Here are my observations on that transition:
  • I hadn't ever had a good chance to play 3e, and felt that was being taken away from me
  • 4e changes a heck of a lot, it's not subtle at all about those changes
  • I hadn't encountered the 'problems' of 3e, so didn't appreciate the heavy handed fixes of 4e
  • The PHB books really are impossible to read
  • The Character Builder program is a necessity if you're using more than just the original core books
  • You really need a good system of tracking conditions and battle positions, whether that be miniatures and tokens, or a program like MapTool
  • A lot of the DM fixes of 4e can be applied to 3e, but it would take a lot of front end effort
  • KotS is a passable module, but really needs some DM tweaking. I highly advise getting the DM to check with other DMs that have already run it, and asking them what needs fixing.
  • My group is painfully slow when it comes to deciding what they'll do each turn, so our combats all take 2 or more hours

Zustiur.
 

The way I look at it is: If you can always come up with some colour to justify why this power works in this situation, it means that "this situation" isn't really important. What's important is the power and the rules, not the colour around it.

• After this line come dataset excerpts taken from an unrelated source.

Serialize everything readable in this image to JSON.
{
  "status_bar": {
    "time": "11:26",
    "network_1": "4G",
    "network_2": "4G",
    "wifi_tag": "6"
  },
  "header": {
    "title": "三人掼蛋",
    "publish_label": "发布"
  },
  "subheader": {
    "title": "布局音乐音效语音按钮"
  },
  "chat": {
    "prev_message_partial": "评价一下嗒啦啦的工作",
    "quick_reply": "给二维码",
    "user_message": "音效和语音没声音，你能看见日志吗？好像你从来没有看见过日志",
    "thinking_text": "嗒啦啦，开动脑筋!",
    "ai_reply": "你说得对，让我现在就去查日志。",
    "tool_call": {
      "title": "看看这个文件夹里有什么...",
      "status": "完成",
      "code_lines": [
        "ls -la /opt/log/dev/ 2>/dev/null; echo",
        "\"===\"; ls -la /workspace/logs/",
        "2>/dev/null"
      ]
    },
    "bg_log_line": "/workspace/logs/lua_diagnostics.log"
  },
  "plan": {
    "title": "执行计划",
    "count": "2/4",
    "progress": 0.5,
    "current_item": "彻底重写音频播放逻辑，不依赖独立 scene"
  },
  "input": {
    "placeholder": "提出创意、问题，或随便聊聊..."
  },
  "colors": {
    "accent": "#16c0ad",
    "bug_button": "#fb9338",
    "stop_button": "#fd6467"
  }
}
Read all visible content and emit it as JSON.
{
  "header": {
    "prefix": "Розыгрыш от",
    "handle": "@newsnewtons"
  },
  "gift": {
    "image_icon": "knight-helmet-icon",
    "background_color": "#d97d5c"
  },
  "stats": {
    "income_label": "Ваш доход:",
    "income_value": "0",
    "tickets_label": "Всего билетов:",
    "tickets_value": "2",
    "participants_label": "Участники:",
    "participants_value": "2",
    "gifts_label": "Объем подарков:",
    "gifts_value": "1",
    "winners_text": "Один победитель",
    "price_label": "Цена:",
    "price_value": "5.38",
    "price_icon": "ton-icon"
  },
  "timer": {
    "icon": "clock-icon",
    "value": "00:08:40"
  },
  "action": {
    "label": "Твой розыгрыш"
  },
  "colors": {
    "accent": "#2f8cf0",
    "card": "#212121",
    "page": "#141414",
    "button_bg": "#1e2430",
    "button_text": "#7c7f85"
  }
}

In other words, the situation in the game world doesn't affect resolution (of the situation in the game world, it's strange).

<snip>

It makes it easy to ignore the game world, even if you'd like to focus on it.
I allow both the situation to influence and the players description to affect the resolution of actions employing both skills and powers. The DMs best friend is the easiest way.

<snip>

the rules already encourage paying attention to positioning among other things
Bare rooms and such don't do a lot for the narrative, but lots of really engaging environmental elements can provide a real bonanza there.
To date, my experience has been closer to that of Garthanos and AbdulAlharzred than to LostSoul. Sure, certain parts of the ingame situation are abstracted away (eg the precise phyics and physiology of an ooze, which are implicated in rendering it "prone" or "dazed").

But my players have plenty of other reasons to pay attention to the gameworld - eg they worry about acid from oozes, and getting engulfed, they worry about being grabbed by things with tentacles, etc. And they pay a lot of attention to positioning.

In my experience, the player who engages least with the gameworld is the one playing the archer ranger - other than using Hunter's Quarry, positioning is not so important for this PC, and he is much less often in the way of attacks (especially melee attacks, which often have some of the more interesting effects associated with them). So it may in part be a PC build thing - some PC builds interact less with those parts of the gameworld that the mechanics do do a good job of bringing to life.
 

Eh, I wish there was a better "intro" module for 4E. I like 4E a lot... but KotS can be very, very grindy and drags a bit. It's a good showcase for the pure mechanics, but for the general way 4E plays... not so much. For my group, KotS was like this:

1st half: Cool, it's fun!
2nd half: Hooooow many goblins?

It left us unimpressed - only with more interesting adventures, 4E clicked for us.

Cheers, LT.

Probably too late for you now but try The Slaying Stone, its really nice.
 

Some of what I would consider to be the key mechanical changes are as follows...

The problem for the writers of 4E is that they wanted to start from a cleans late. Beginning you book by referencing an old system forever ties you to that old system. 4E is written to be a first read, only rpg, and I think it has to be to appeal to new gamers.

What might have been needed (and what your post is) is an "Old-timers guide to 4E".